There is no provision currently for the delivery of actual services as part of the service and it is likely that much of the funding will be taken up in the formation of plans rather than in their execution.
Dementia
The second service offered to practices is screening patients for dementia. The programme does not fit the accepted criteria for screening tests and so was referred to as ‘case finding‚’ in the initial proposal and ‘facilitating timely diagnosis,’ in the final specification.
There has been some discussion since the suggestion of this DES about whether an early diagnosis is useful or desired by patients.
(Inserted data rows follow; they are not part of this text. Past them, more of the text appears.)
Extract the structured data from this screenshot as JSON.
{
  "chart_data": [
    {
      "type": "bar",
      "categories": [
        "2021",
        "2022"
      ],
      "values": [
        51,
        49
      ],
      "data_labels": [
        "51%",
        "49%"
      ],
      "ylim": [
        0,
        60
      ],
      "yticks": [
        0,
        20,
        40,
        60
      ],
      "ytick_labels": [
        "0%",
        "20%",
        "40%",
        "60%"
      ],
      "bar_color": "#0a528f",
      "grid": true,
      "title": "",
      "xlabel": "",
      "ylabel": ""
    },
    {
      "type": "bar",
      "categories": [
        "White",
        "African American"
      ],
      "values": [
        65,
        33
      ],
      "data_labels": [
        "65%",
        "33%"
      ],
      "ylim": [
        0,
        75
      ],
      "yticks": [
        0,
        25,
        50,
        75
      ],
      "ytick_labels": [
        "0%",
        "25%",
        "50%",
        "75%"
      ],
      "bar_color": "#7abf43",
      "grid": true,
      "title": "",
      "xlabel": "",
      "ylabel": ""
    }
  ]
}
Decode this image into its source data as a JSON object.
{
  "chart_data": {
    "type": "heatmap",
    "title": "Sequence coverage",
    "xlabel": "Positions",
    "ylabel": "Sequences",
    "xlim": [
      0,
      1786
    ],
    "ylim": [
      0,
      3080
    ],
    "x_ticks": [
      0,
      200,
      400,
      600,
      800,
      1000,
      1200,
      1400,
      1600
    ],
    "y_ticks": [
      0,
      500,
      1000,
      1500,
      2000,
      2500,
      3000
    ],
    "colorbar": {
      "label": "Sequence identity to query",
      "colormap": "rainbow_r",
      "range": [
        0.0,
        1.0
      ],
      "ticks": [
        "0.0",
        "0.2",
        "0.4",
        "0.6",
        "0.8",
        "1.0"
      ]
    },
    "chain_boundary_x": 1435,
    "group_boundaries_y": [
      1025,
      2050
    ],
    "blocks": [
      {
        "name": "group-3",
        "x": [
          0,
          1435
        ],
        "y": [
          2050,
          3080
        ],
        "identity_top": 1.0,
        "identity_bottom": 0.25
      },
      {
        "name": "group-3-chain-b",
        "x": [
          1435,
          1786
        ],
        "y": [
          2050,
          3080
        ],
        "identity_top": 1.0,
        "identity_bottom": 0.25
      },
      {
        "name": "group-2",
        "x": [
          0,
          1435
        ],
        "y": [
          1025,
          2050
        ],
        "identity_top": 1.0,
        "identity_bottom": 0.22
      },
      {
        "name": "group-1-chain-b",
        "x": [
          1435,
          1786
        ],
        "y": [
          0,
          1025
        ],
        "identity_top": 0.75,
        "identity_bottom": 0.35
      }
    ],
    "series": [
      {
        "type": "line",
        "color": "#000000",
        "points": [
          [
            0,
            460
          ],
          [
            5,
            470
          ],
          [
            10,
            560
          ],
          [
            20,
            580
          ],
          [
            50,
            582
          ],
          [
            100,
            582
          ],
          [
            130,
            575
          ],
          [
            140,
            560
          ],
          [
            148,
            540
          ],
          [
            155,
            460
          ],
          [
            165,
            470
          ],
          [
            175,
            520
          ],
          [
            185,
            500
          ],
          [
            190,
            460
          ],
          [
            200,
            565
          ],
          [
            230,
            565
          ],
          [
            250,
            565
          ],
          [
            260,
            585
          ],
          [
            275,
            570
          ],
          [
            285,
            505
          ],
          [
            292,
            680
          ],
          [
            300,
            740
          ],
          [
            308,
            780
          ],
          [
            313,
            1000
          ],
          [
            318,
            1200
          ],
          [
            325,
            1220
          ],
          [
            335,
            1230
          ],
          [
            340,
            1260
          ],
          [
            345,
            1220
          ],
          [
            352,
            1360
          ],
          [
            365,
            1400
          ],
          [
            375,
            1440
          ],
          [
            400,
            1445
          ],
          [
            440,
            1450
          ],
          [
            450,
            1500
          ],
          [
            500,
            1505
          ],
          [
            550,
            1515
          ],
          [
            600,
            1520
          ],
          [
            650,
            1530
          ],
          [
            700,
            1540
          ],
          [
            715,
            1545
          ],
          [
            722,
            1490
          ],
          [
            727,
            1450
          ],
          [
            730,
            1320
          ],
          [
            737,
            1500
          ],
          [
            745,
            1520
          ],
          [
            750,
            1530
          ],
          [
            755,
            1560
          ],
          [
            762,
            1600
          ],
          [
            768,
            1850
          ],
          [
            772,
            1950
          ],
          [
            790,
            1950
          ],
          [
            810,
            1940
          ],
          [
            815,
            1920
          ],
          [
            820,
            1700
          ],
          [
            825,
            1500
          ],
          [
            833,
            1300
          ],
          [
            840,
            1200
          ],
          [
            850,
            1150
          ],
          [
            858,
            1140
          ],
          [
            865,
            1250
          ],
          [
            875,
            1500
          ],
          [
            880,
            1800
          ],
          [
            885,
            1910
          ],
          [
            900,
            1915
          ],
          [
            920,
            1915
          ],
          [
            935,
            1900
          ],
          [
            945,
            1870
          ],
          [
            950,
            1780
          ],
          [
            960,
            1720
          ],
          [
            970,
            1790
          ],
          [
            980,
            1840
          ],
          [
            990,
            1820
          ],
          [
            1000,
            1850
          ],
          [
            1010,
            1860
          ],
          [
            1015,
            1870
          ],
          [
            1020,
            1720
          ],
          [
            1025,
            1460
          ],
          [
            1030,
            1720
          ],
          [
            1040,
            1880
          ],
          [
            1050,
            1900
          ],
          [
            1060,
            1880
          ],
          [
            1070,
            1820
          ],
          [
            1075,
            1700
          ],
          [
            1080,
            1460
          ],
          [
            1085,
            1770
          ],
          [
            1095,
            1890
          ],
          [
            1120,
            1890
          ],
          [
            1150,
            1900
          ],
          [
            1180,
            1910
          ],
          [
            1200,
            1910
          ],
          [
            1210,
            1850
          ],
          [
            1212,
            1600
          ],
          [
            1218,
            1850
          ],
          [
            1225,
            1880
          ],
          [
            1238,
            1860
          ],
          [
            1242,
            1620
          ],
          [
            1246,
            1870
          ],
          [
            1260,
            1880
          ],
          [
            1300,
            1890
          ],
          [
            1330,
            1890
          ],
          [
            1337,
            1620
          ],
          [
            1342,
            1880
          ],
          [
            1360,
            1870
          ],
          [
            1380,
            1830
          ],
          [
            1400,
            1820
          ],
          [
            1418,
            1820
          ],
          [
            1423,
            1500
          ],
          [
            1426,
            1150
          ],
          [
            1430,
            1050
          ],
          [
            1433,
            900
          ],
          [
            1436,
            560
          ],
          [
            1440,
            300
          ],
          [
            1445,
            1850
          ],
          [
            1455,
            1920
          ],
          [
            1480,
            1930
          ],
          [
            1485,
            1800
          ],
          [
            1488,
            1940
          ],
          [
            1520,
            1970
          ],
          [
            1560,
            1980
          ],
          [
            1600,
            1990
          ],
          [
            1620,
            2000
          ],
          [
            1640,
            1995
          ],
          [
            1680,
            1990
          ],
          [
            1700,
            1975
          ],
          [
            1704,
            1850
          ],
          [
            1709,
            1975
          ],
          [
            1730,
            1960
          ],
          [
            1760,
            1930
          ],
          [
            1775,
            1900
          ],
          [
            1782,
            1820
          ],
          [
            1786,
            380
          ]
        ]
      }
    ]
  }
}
Under the terms of the DES patients considered at risk, such as patients over sixty years old with vascular disease, patients with neurodegenerative disease, patients over 40 years old with Down’s syndrome or over 50 with other learning disabilities should be offered an assessment. The assessment will initially consist of just asking whether the patient feels that they have any memory problems. A further test using GPCOG questionnaire or similar test should be performed if the patients report memory problems.
The wording of the invitation will be crucial so that patients can exercise an informed choice about whether they wish to be screened. The specification is clear that this is designed to be opportunistic with the questions included in routine consultations.
If the GPCOG assessment indicates memory problems the patient should then be referred on to the local memory services. These services can probably expect a significant increase in the number of referrals over the next year.
Non-professional carers should also be identified and, if they are registered at the same practice, be offered a general physical and mental health check. The specifications are rather vague on what this should consist of and is probably mostly about making sure that their physical and mental health is not actually neglected.
The number of patients involved is likely to be large. The 2011 census reports that 7.5% of the UK population is over 75 years old with another 15% between 60-75. Not all of this latter group will have chronic disease but overall practices should typically expect to be inviting well over 10% of their list for dementia case finding.
There are two payments for this service. Firstly there is a payment of 37 pence per patient on the practice list for signing up. The second payment is a little odd. The commissioning board has allocated £21 million for the screening and this will be divided between practices according to the number of assessments (GPCOG or equivalent) carried out as measured by the CQRS. The result is what economists call ‘the tragedy of the commons’ – the more that practices do the less that each assessment will be worth.
Health interventions
Whilst the first two services are based around identifying patients who would benefit from from extra health interventions the second two are based around delivering services. As they concern electronic interaction with the surgery and telehealth they can be seen as appealing more to a younger and generally healthier population.
The first of these is for remote care monitoring. Often this has been described as telehealth although this not the electronic monitoring that is generally associated with the term. Instead, this is about the communication of results and suggested actions to patients without them having to make an appointment. In this year no actual communication is required. This is only about preparation for a full launch next year.